Architectural Association School of Architecture (London, UK)
Weinberg Fellow in Architectural History and Preservation
Sacred spaces in profane buildings
Matilde Cassani studied Architecture at Politecnico di Milano and UPC, Universidade Politecnica de Catalunya, in Barcelona. She holds a PhD in Spatial planning and Urban Development at Politecnico di Milano. She worked for GTZ, German Technical Cooperation, in Sri Lanka, where she developed research on the post-tsunami reconstruction process. She was a consultant for the World Bank in Malawi, and she’s currently a practicing architect at Matilde Cassani Studio.
Her practice deals with the spatial implications of cultural pluralism in the contemporary Western city. Fundamental themes of her research activity concern cultural difference as a generative model of building design and public space; religious differences in the contemporary city and their spatial implications (temporary places of worship, celebrations, pilgrimage sites); the relationship between public space and superdiversity in the contemporary European city.

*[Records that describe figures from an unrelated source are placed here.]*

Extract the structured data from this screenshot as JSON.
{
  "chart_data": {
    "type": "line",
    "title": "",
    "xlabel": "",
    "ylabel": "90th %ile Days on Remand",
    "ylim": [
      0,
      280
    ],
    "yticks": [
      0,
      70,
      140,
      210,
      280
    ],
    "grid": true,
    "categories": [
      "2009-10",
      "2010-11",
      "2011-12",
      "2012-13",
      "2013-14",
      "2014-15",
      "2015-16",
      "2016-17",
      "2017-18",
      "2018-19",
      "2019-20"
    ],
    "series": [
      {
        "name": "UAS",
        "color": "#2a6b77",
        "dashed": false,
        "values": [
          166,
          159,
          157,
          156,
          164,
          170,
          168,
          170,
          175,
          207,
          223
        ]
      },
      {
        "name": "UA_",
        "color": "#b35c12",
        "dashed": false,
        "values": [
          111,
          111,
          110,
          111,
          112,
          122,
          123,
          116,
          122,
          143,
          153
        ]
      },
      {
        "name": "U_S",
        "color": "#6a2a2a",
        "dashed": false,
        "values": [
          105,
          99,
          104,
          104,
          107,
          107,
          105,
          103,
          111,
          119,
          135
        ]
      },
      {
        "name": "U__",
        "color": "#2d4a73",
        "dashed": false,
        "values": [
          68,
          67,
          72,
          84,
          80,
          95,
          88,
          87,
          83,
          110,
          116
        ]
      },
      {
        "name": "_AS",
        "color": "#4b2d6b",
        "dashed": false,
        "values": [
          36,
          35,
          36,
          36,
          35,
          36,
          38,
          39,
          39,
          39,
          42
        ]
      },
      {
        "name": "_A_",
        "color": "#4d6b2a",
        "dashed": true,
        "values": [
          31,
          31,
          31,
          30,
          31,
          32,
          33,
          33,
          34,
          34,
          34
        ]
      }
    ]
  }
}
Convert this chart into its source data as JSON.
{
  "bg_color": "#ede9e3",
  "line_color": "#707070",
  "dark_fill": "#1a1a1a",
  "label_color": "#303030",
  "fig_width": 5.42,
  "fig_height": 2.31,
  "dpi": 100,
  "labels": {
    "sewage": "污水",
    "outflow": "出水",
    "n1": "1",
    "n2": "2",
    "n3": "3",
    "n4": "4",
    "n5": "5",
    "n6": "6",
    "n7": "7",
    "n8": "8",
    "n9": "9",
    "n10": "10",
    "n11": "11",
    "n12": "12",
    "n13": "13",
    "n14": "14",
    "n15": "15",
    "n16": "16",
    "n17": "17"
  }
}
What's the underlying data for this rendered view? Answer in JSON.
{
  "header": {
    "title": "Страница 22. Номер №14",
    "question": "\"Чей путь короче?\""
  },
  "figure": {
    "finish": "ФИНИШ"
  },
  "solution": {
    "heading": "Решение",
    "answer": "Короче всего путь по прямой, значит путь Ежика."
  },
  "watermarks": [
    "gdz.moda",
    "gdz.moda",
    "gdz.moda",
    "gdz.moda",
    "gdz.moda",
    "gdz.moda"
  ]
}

Her works have been showcased in many cultural institutions, art galleries and were published in several magazines. She has been a resident fellow at “Akademie Schloss Solitude” in Stuttgart and at the “Headlands Center for the Arts” in San Francisco. The long-term research project “Sacred spaces in profane buildings” has been exhibited, among others, in a solo show at Storefront for Art and Architecture in New York. She designed the National Pavilion of the Kingdom of Bahrain at the XIII Venice Architecture Biennale in 2012, and she was part of the XIV Venice Architecture Biennale with the piece "A Celebration Day”, acquired by the Victoria and Albert Museum in London. She was involved in the Chicago Architecture Triennale, Oslo Triennale and Manifesta12 and the XVII Architecture Biennale. She has taught and lectured in many international universities, and she currently teaches at NABA, and at the Architectural Association in London working with Unit 11.